14. Getting clear about Why I was in business has helped me make better decisions everyday. What’s your purpose?
- Simon Sinek nailed it with his TED talk, it starts with Why. The most valued brands in the world figure out there Why? before they think about the How and the What. We help brands shine. Every day and we can do that forever. We’re passionate about it, it’s in our DNA.
- But it’s more than just your company’s why. It’s about YOUR why. Why are you alive? What’s your one purpose? Mine? To Be of Service and to add Value.
15. A business is just about numbers. I’ve always preferred to run a company, which is all about people.
- The numbers are there so we can keep score in the game. It’s still the players on the field, the coaches with the plans and the fans in the seats that all make the game worth playing. Winning a Best Places to Work award was the single proudest moment I’ve had in 16 years as an entrepreneur.
16. Never stop learning and being curious about life.

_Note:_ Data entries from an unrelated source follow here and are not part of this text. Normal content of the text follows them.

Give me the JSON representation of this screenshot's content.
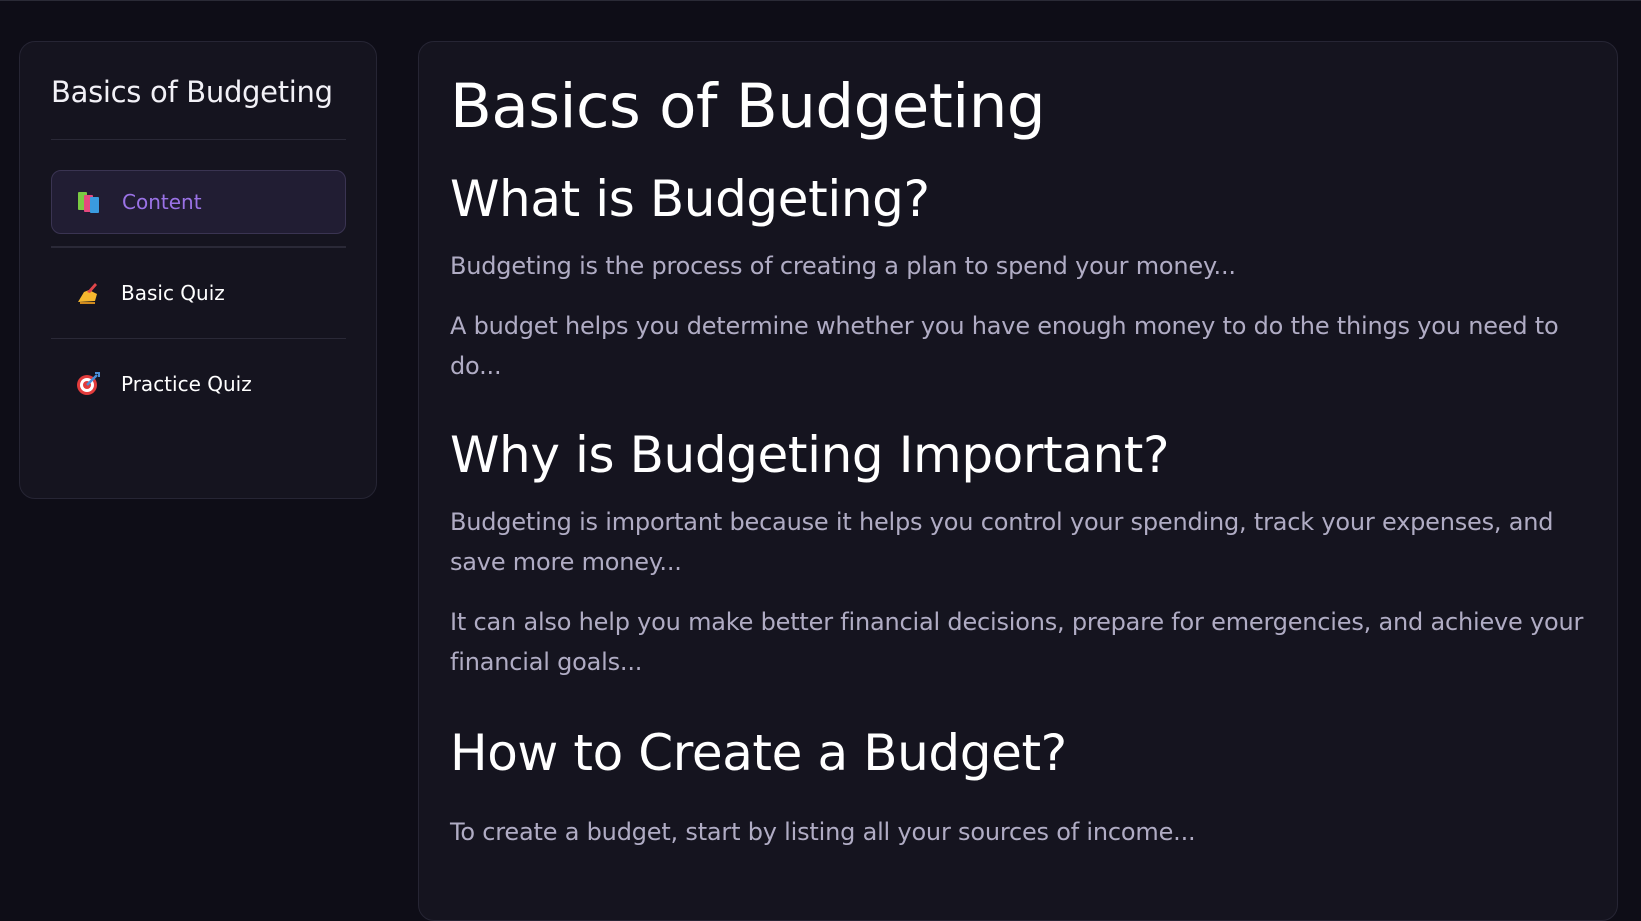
{
  "sidebar": {
    "title": "Basics of Budgeting",
    "items": [
      {
        "label": "Content",
        "icon": "books-icon",
        "active": true
      },
      {
        "label": "Basic Quiz",
        "icon": "writing-hand-icon",
        "active": false
      },
      {
        "label": "Practice Quiz",
        "icon": "target-icon",
        "active": false
      }
    ]
  },
  "main": {
    "title": "Basics of Budgeting",
    "sections": [
      {
        "heading": "What is Budgeting?",
        "paragraphs": [
          "Budgeting is the process of creating a plan to spend your money...",
          "A budget helps you determine whether you have enough money to do the things you need to do..."
        ]
      },
      {
        "heading": "Why is Budgeting Important?",
        "paragraphs": [
          "Budgeting is important because it helps you control your spending, track your expenses, and save more money...",
          "It can also help you make better financial decisions, prepare for emergencies, and achieve your financial goals..."
        ]
      },
      {
        "heading": "How to Create a Budget?",
        "paragraphs": [
          "To create a budget, start by listing all your sources of income..."
        ]
      }
    ]
  },
  "colors": {
    "background": "#0e0d17",
    "panel": "#15141f",
    "accent": "#9a72e6",
    "body_text": "#b0acc4"
  }
}
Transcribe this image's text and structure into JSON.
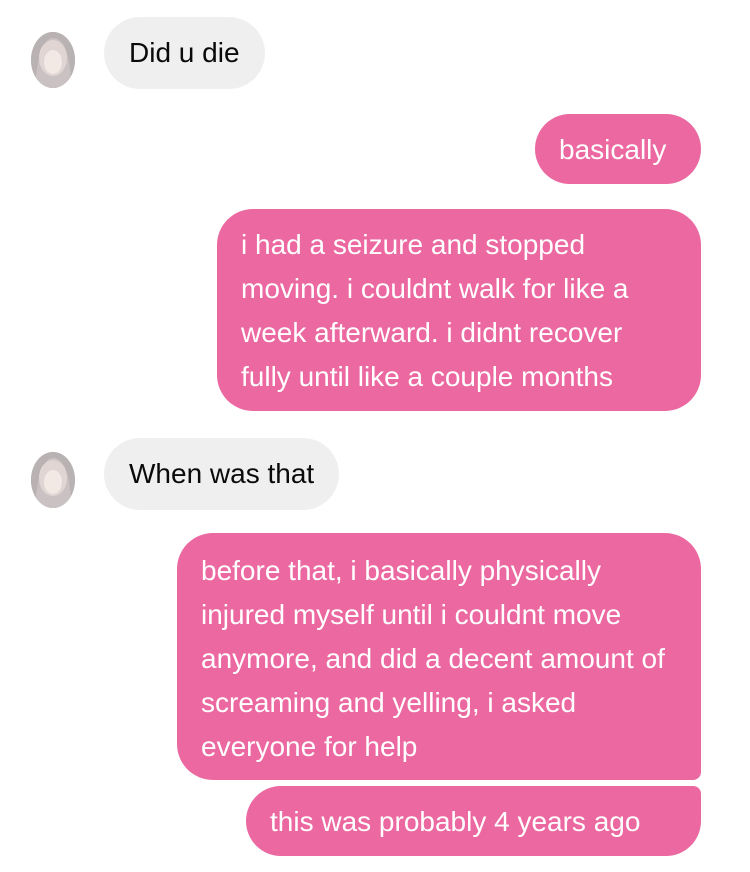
{
  "messages": [
    {
      "side": "received",
      "text": "Did u die",
      "avatar_icon": "user-avatar-icon"
    },
    {
      "side": "sent",
      "text": "basically"
    },
    {
      "side": "sent",
      "text": "i had a seizure and stopped moving. i couldnt walk for like a week afterward. i didnt recover fully until like a couple months"
    },
    {
      "side": "received",
      "text": "When was that",
      "avatar_icon": "user-avatar-icon"
    },
    {
      "side": "sent",
      "text": "before that, i basically physically injured myself until i couldnt move anymore, and did a decent amount of screaming and yelling, i asked everyone for help"
    },
    {
      "side": "sent",
      "text": "this was probably 4 years ago"
    }
  ],
  "colors": {
    "sent_bubble": "#eb68a0",
    "received_bubble": "#efefef",
    "sent_text": "#ffffff",
    "received_text": "#0a0a0a"
  }
}
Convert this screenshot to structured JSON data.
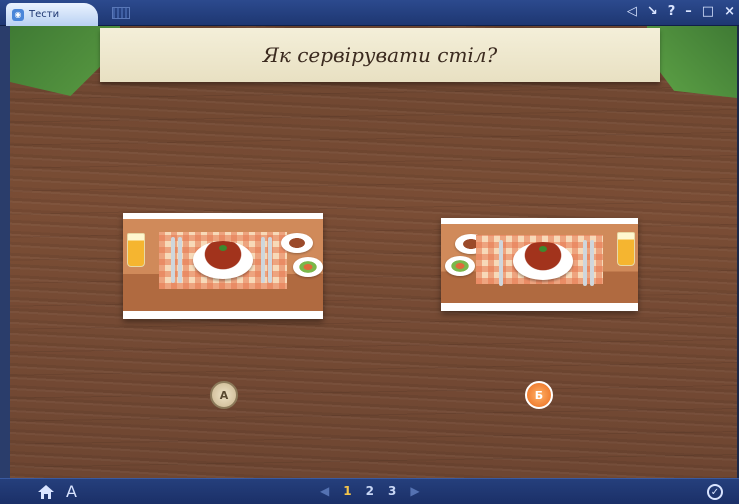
{
  "window": {
    "tab_label": "Тести",
    "controls": [
      "◁",
      "↘",
      "?",
      "–",
      "□",
      "×"
    ]
  },
  "question": {
    "title": "Як сервірувати стіл?"
  },
  "options": [
    {
      "letter": "А",
      "selected": false
    },
    {
      "letter": "Б",
      "selected": true
    }
  ],
  "footer": {
    "font_label": "A",
    "pages": [
      "1",
      "2",
      "3"
    ],
    "current_page": "1",
    "prev_symbol": "◀",
    "next_symbol": "▶"
  },
  "icons": [
    "app-tab-icon",
    "grid-view-icon",
    "home-icon",
    "check-icon"
  ],
  "colors": {
    "accent": "#ea6b1e",
    "bar": "#1e3772",
    "banner": "#f4efd9"
  }
}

- All of this has led me to realize that there’s no end to what’s possible for myself and my life. That is unless I stop asking the question that has guided me my whole career… What if? I can’t say I have all the answers, but I’m willing to learn and share.
If you’re keeping count we’ve reached sweet 16. To be honest, I don’t know that I’ve shared anything particularly new here. But who knows what ideas it might spark in you. So, I want to know the best lesson you’ve learned along the way. Please share yours and let’s see what’s possible together!